Less than a month ago, the usefulness of the trastuzumab deruxtecan in the breast cancer patients. It is a kind of immunotherapy which increases disease-free survival and median survival compared to standard treatments. An international phase three study, in which four Catalan centers participated, tested the efficacy of this drug in a new segment of women: those with a HER2-negative tumor. in them reduces mortality by up to 40% and controls the disease twice as long as chemo. For oncologists, and especially those who are researching breast cancer, trastuzumab is the most revolutionary of recent months in cancer research and opens the door to treat other types of disease, such as lung cancer.

In March, another study led by the International Breast Cancer Center (IBCC) had already shown that trastuzumab improved progression-free survival at 12 months in patients with HER2-positive metastatic breast cancer.

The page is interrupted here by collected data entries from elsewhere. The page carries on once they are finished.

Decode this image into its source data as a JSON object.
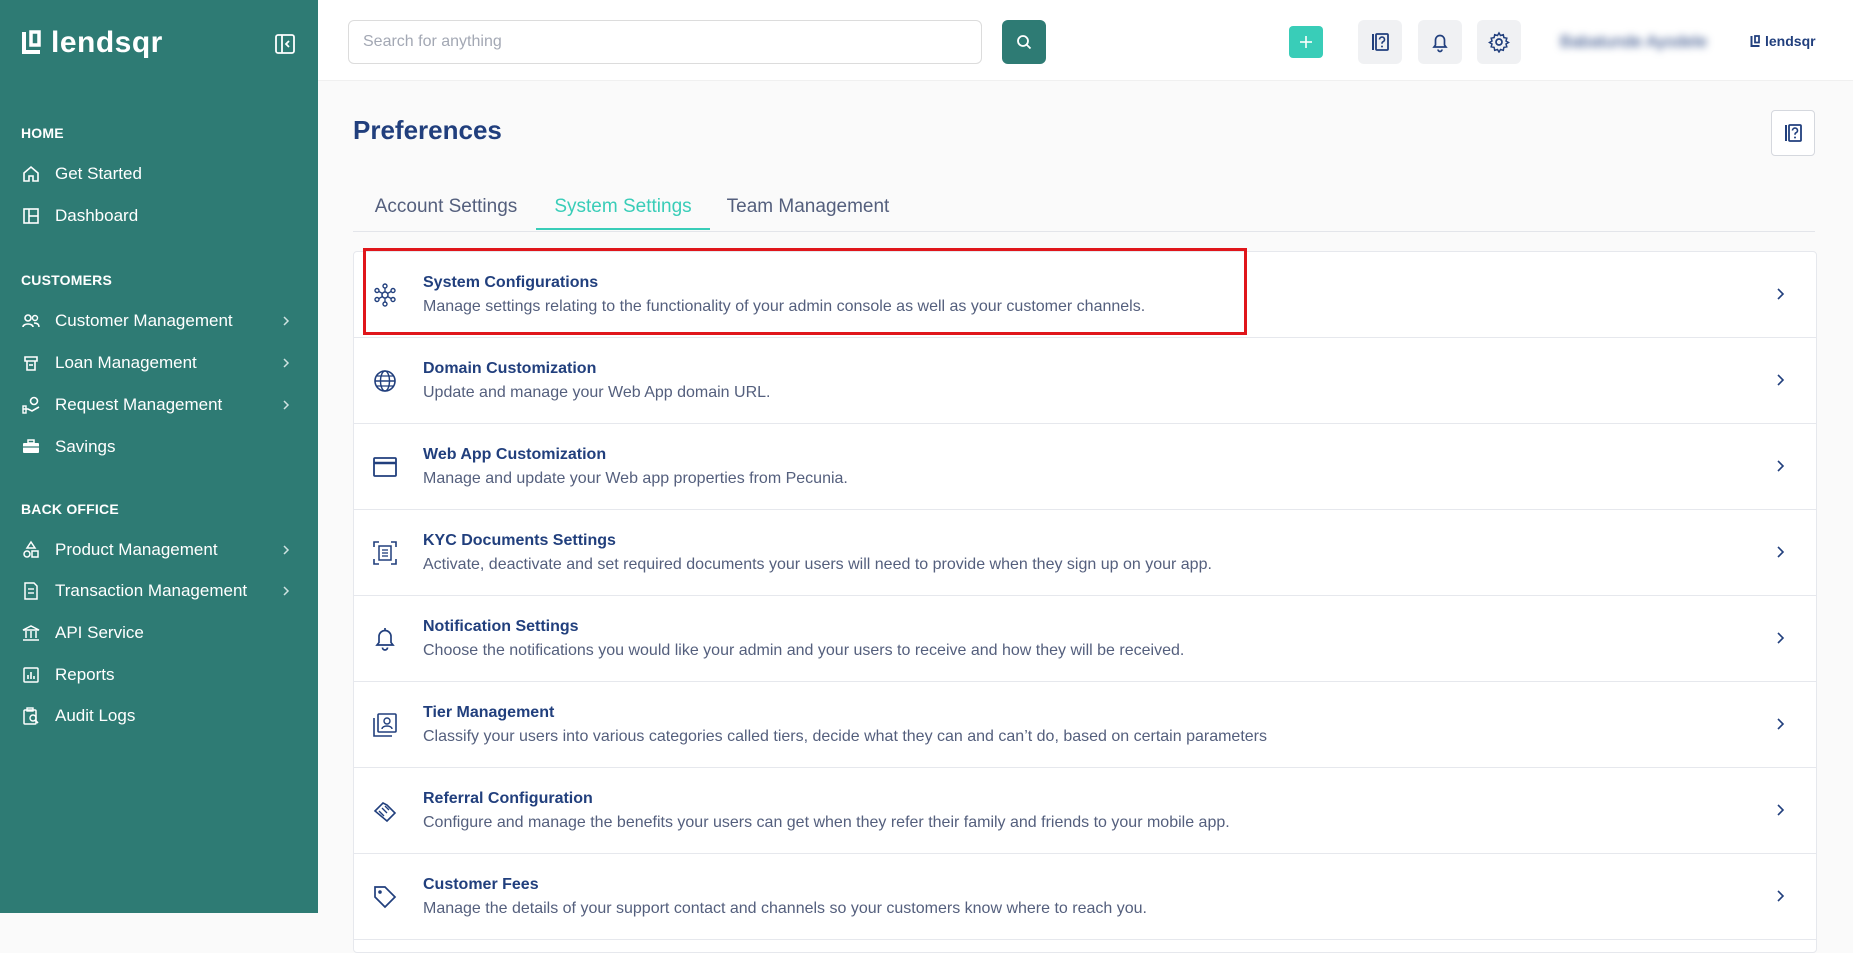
{
  "brand": {
    "name": "lendsqr",
    "primary": "#2e7b74",
    "accent": "#39cdb8",
    "highlight": "#e0161b"
  },
  "sidebar": {
    "sections": [
      {
        "title": "HOME",
        "items": [
          {
            "label": "Get Started",
            "icon": "home-icon",
            "expandable": false
          },
          {
            "label": "Dashboard",
            "icon": "dashboard-icon",
            "expandable": false
          }
        ]
      },
      {
        "title": "CUSTOMERS",
        "items": [
          {
            "label": "Customer Management",
            "icon": "users-icon",
            "expandable": true
          },
          {
            "label": "Loan Management",
            "icon": "loan-icon",
            "expandable": true
          },
          {
            "label": "Request Management",
            "icon": "request-icon",
            "expandable": true
          },
          {
            "label": "Savings",
            "icon": "savings-icon",
            "expandable": false
          }
        ]
      },
      {
        "title": "BACK OFFICE",
        "items": [
          {
            "label": "Product Management",
            "icon": "product-icon",
            "expandable": true
          },
          {
            "label": "Transaction Management",
            "icon": "transaction-icon",
            "expandable": true
          },
          {
            "label": "API Service",
            "icon": "bank-icon",
            "expandable": false
          },
          {
            "label": "Reports",
            "icon": "reports-icon",
            "expandable": false
          },
          {
            "label": "Audit Logs",
            "icon": "audit-icon",
            "expandable": false
          }
        ]
      }
    ]
  },
  "topbar": {
    "search_placeholder": "Search for anything",
    "user_name": "Babatunde Ayodele",
    "org_logo_text": "lendsqr"
  },
  "main": {
    "title": "Preferences",
    "tabs": [
      {
        "label": "Account Settings",
        "active": false
      },
      {
        "label": "System Settings",
        "active": true
      },
      {
        "label": "Team Management",
        "active": false
      }
    ],
    "settings": [
      {
        "title": "System Configurations",
        "description": "Manage settings relating to the functionality of your admin console as well as your customer channels.",
        "icon": "network-icon"
      },
      {
        "title": "Domain Customization",
        "description": "Update and manage your Web App domain URL.",
        "icon": "globe-icon"
      },
      {
        "title": "Web App Customization",
        "description": "Manage and update your Web app properties from Pecunia.",
        "icon": "browser-window-icon"
      },
      {
        "title": "KYC Documents Settings",
        "description": "Activate, deactivate and set required documents your users will need to provide when they sign up on your app.",
        "icon": "document-scan-icon"
      },
      {
        "title": "Notification Settings",
        "description": "Choose the notifications you would like your admin and your users to receive and how they will be received.",
        "icon": "bell-icon"
      },
      {
        "title": "Tier Management",
        "description": "Classify your users into various categories called tiers, decide what they can and can’t do, based on certain parameters",
        "icon": "tier-icon"
      },
      {
        "title": "Referral Configuration",
        "description": "Configure and manage the benefits your users can get when they refer their family and friends to your mobile app.",
        "icon": "handshake-icon"
      },
      {
        "title": "Customer Fees",
        "description": "Manage the details of your support contact and channels so your customers know where to reach you.",
        "icon": "tag-icon"
      }
    ]
  }
}
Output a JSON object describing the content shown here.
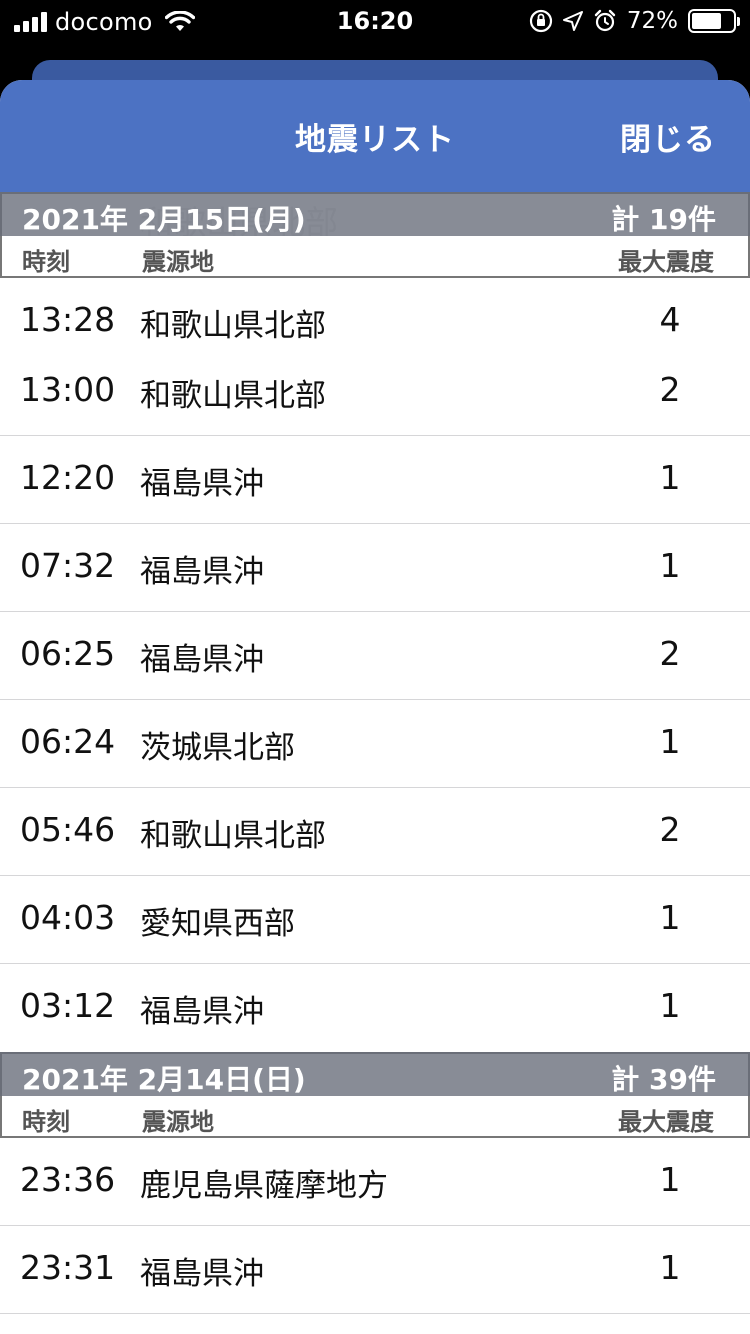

Also relevant, in February, a phase 3 study by the US Gynecological Oncology Group (GOG) and the European Network of Gynecological Oncology Trials Groups (Engot) also published in ‘The New England Journal of Medicine’ showed the efficacy of anti-PD-1 antibody cemiplimab as a treatment for patients with cervical cancer. It was the largest clinical study conducted in these patients and cemiplimab, the first immune treatment that demonstrated an improvement in survival.

CAR-T is one of the most revolutionary immunotherapies in the world of cancer. It is a advanced therapy that involves altering T cells body’s own (a type of white blood cell that is key in the immune system) so that they can find and destroy cancer cells. A week ago, the Sant Pau Hospital (Barcelona) presented the results of his first trial of a CAR-T produced entirely by this center for the treatment of lymphoma (a type of blood cancer). The study demonstrated the high effectiveness, since it managed to eliminate the cancer in half of the 10 participants.